Webgl Angle循环非常慢

Webgl Angle loops really slow

本文关键字:非常 循环 Angle Webgl      更新时间:2023-09-26

我这里有一些glsl,它就像一个魅力。仅编译需要 3 分钟左右。我知道这是由于角度,Angle是一个软件,它将opengl es 2.0代码转换为Windows系统上webgl的directX 9。如果我禁用角度,它会在一秒钟内编译。有谁知道为什么嵌套循环的角度如此慢。如果有解决方法?我的意思是,我不能让每个人在每个着色器上等待超过一分钟。

for ( int b = 0; b < numberOfSplitpoints; b++ ) {
    if ( cameraDepth > splitPoints[b] && cameraDepth < splitPoints[b+1] ) {
        const float numberOfSplitpoints = float( NUMBER_OF_SPLIT_POINTS - 1 );
        vec4 projCoords = v_projTextureCoords[b];
        projCoords /= projCoords.w;
        projCoords = 0.5 * projCoords + 0.5;
        float shadowDepth = projCoords.z;
        projCoords.x /= numberOfSplitpoints;
        projCoords.x += float(b) / numberOfSplitpoints;

        for( int x = 0; x < fullkernelSize; x++ ) {
            for( int y = 0; y < fullkernelSize; y++ ) {
                vec2 pointer = vec2( float(x-kernelsize) / 3072.0, float(y-kernelsize) / 1024.0 );
                float convolution = kernel[x] * kernel[y];
                vec4 color = texture2D(shadowMapSampler, projCoords.xy+pointer);
                if(encodeDepth( color ) + shadowBias > shadowDepth) {
                    light += convolution;
                } else {
                    light += convolution * 0.6;
                }
            }
        } 
    }
}
vec2 random = normalize(texture2D(randomSampler, screenSize * uv / 64.0).xy * 2.0 - 1.0);
float ambiantAmount = 0.0;
const int kernel = 4;
float offset = ssoasampleRad / depth;

for(int x = 0; x<kernel; x++) {
    vec2 a  = reflect(directions[x], random) * offset;
    vec2 b  = vec2( a.x *0.707 - a.y*0.707, 
                    a.x*0.707 + a.y*0.707 );
    ambiantAmount += abientOcclusion(uv, a*0.25, position, normal);
    ambiantAmount += abientOcclusion(uv, b*0.50, position, normal);
    ambiantAmount += abientOcclusion(uv, a*0.75, position, normal);
    ambiantAmount += abientOcclusion(uv, b, position, normal);
}

GLSL ES 不定义 while 循环和"动态"限定为循环是必需的。
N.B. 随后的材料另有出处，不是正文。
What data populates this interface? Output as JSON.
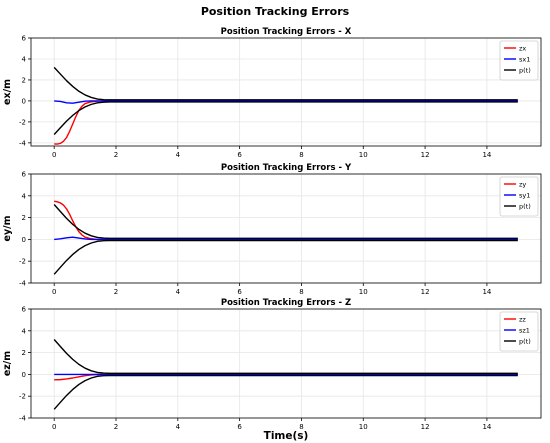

ANGLE利用了这一点,并进行了广泛的循环展开:如果你有for ( int b = 0; b < numberOfSplitpoints; b++ )numberOfSplitpoints必须是常量表达式,否则着色器将无法编译。

循环展开应该允许本机着色器优化器进行更多优化并最大程度地减少分歧,但是(在您的代码中)如果您有numberOfSplitpoints并且fullkernelSize非常大,则展开的代码可能会变得非常长(最内部部分的代码将重复numberOfSplitpoints*fullkernelSize*fullkernelSize次),这可能会导致优化器和编译器陷入各种麻烦。